A couple of months ago I was using Twitter search and discovered Deed Street.  Deed Street is an open micro-blogging platform which offers aggregation of real estate Tweets using the “^” tag on Twitter.  The site, which was launched in September, requires a user to either login using their Twitter account or to simply post on Twitter using a specific tag or dual “^^” tag.  Side note, although the correct name of the (^) tag is a Caret, I’ve read that the founder Doug Lazovick calls it the (house) tag because of the roof shape, (clever).

After signing in once at Deed Street, one can start using the “^” to organize tweets they post either on the site or simply from their Twitter account.  For example, if I want to post about a news article in Atlanta, I would simply use  “^ATL” when I post.  Doing this aggregates the tweet within Deed Street.  This is better than traditional Twitter search because the specific posting will not be confused with “party tonight in the ATL!”  This might all sound a bit overwhelming at first but the site has many suggested abbreviations for geographic areas as well as commonly used words such as “mortgage” and “shortsales”.

Sample recent conversations taking place about Atlanta:

ATL Search

I’ve used Deed Street off and on over the last month or so but other times, admittedly, I’ve forgotten to use the ^ or the ^^ when posting about real estate on Twitter.  This is solved by simply logging into the application and managing your Twitter postings from Deed Street.  In theory this makes sense since the application gives you a pretty beefy profile.  It allows you to show more data than Twitter including your; blog feed, Linkedin URL, Facebook URL, and a short description.

As you can see with the example below, setting up your profile has some distinct benefits to it:

Ryan Profile

The micro-blogging profile on steroids might be originally intended along with the remainder of the site to be business to consumer focused, but I think the real value is in meeting other real estate professionals.  In fact Lazovic calls it e-harmony for real estate professionals and consumers.  From my experience so far 100% of the conversation has been B to B.  The site may end up working better as a community portal for real estate people to satisfy their social networking hunger.   Adoption is going to be the key element as it always is.  The assumption is the consumer will find the site via Twitter search as I did.   From the real estate professional side, Deed Street should get a good mention at Inman Connect in January where Lazovic is speaking on the panel:  Tweet This! The Business Case for Twitter.

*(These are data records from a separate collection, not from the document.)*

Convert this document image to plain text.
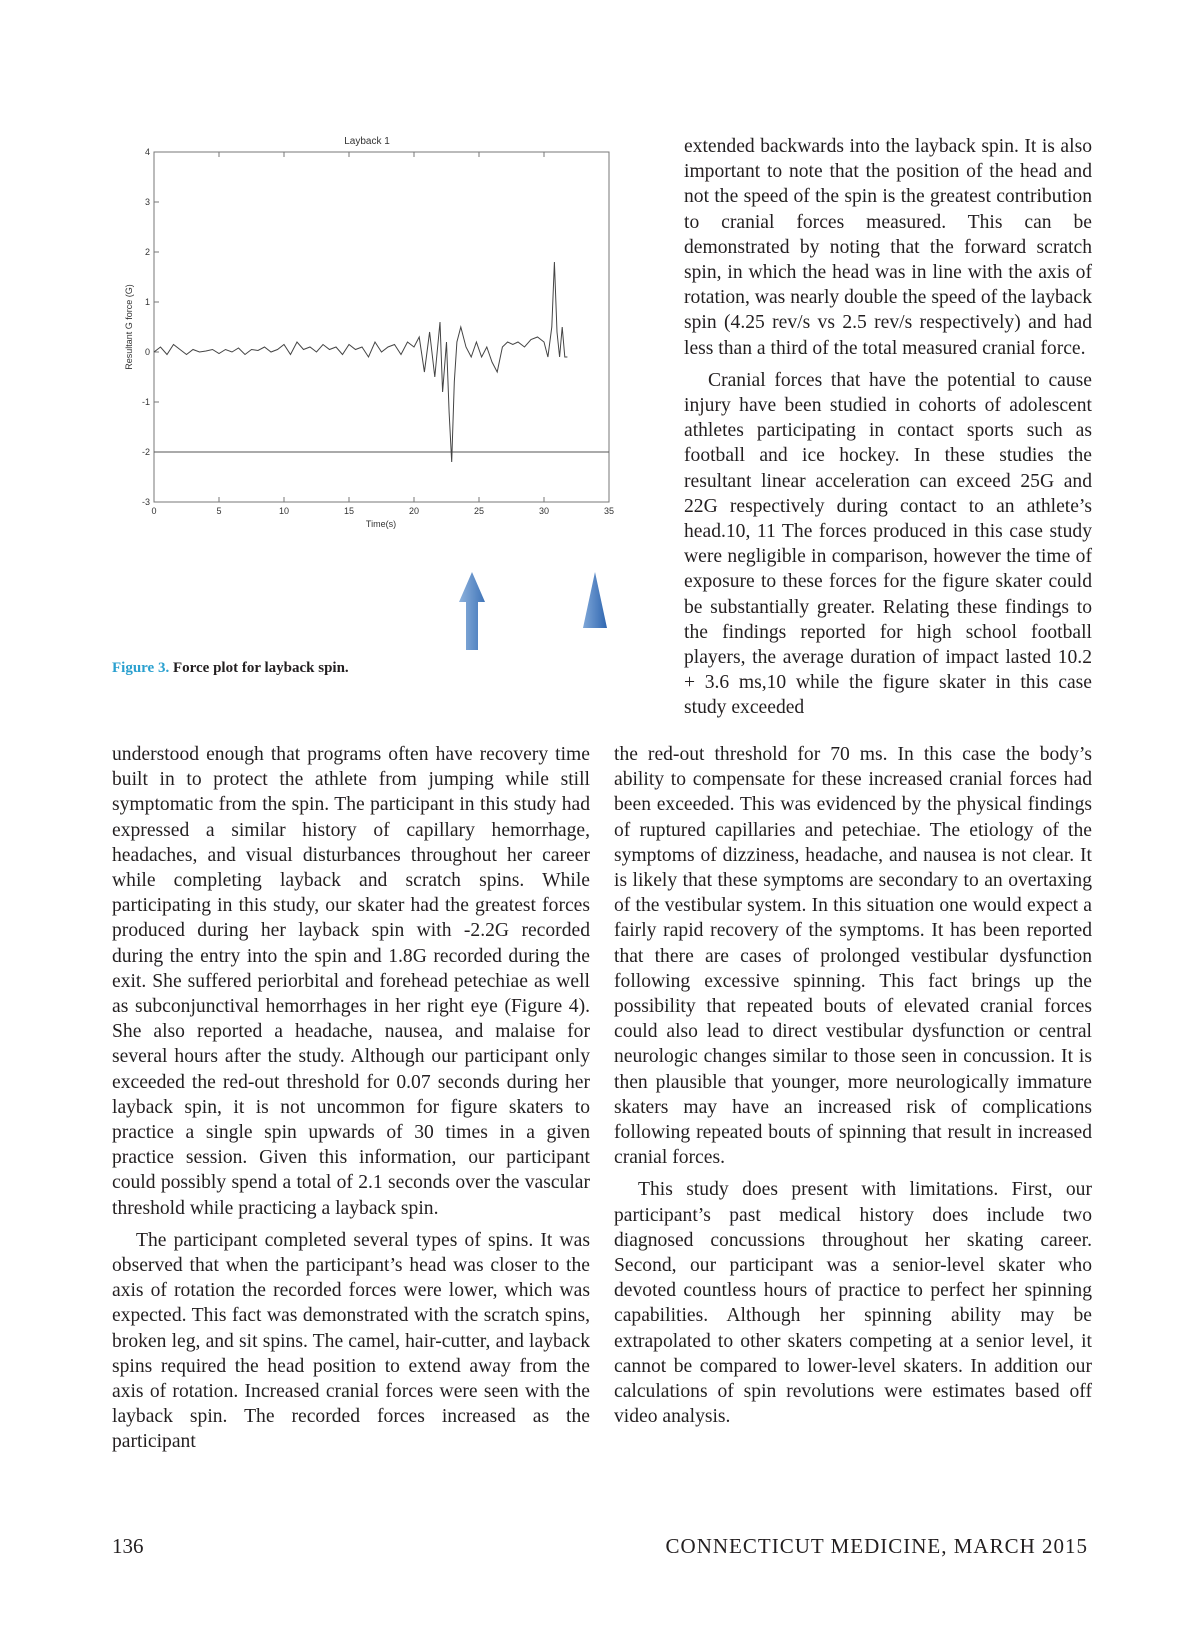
Layback 1
4
3
2
1
0
-1
-2
-3
0	5	10	15	20	25	30	35
Time(s)
Resultant G force (G)
Figure 3. Force plot for layback spin.

extended backwards into the layback spin. It is also important to note that the position of the head and not the speed of the spin is the greatest contribution to cranial forces measured. This can be demonstrated by noting that the forward scratch spin, in which the head was in line with the axis of rotation, was nearly double the speed of the layback spin (4.25 rev/s vs 2.5 rev/s respectively) and had less than a third of the total measured cranial force.

Cranial forces that have the potential to cause injury have been studied in cohorts of adolescent athletes participating in contact sports such as football and ice hockey. In these studies the resultant linear acceleration can exceed 25G and 22G respectively during contact to an athlete’s head.10, 11 The forces produced in this case study were negligible in comparison, however the time of exposure to these forces for the figure skater could be substantially greater. Relating these findings to the findings reported for high school football players, the average duration of impact lasted 10.2 + 3.6 ms,10 while the figure skater in this case study exceeded

understood enough that programs often have recovery time built in to protect the athlete from jumping while still symptomatic from the spin. The participant in this study had expressed a similar history of capillary hemorrhage, headaches, and visual disturbances throughout her career while completing layback and scratch spins. While participating in this study, our skater had the greatest forces produced during her layback spin with -2.2G recorded during the entry into the spin and 1.8G recorded during the exit. She suffered periorbital and forehead petechiae as well as subconjunctival hemorrhages in her right eye (Figure 4). She also reported a headache, nausea, and malaise for several hours after the study. Although our participant only exceeded the red-out threshold for 0.07 seconds during her layback spin, it is not uncommon for figure skaters to practice a single spin upwards of 30 times in a given practice session. Given this information, our participant could possibly spend a total of 2.1 seconds over the vascular threshold while practicing a layback spin.

The participant completed several types of spins. It was observed that when the participant’s head was closer to the axis of rotation the recorded forces were lower, which was expected. This fact was demonstrated with the scratch spins, broken leg, and sit spins. The camel, hair-cutter, and layback spins required the head position to extend away from the axis of rotation. Increased cranial forces were seen with the layback spin. The recorded forces increased as the participant

the red-out threshold for 70 ms. In this case the body’s ability to compensate for these increased cranial forces had been exceeded. This was evidenced by the physical findings of ruptured capillaries and petechiae. The etiology of the symptoms of dizziness, headache, and nausea is not clear. It is likely that these symptoms are secondary to an overtaxing of the vestibular system. In this situation one would expect a fairly rapid recovery of the symptoms. It has been reported that there are cases of prolonged vestibular dysfunction following excessive spinning. This fact brings up the possibility that repeated bouts of elevated cranial forces could also lead to direct vestibular dysfunction or central neurologic changes similar to those seen in concussion. It is then plausible that younger, more neurologically immature skaters may have an increased risk of complications following repeated bouts of spinning that result in increased cranial forces.

This study does present with limitations. First, our participant’s past medical history does include two diagnosed concussions throughout her skating career. Second, our participant was a senior-level skater who devoted countless hours of practice to perfect her spinning capabilities. Although her spinning ability may be extrapolated to other skaters competing at a senior level, it cannot be compared to lower-level skaters. In addition our calculations of spin revolutions were estimates based off video analysis.

136	CONNECTICUT MEDICINE, MARCH 2015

Overall I think Deed Street has the potential to be a good filter for real estate conversations on Twitter with this community approach. Currently they are pretty much alone in this category although I recently checked out another more B to B focused one called CoBrokeNation (little activity as of this post).  Real estate professionals can use Deed Street to connect with others in their local communities or carve out a niche for their specific geographic area if consumer adoption takes place.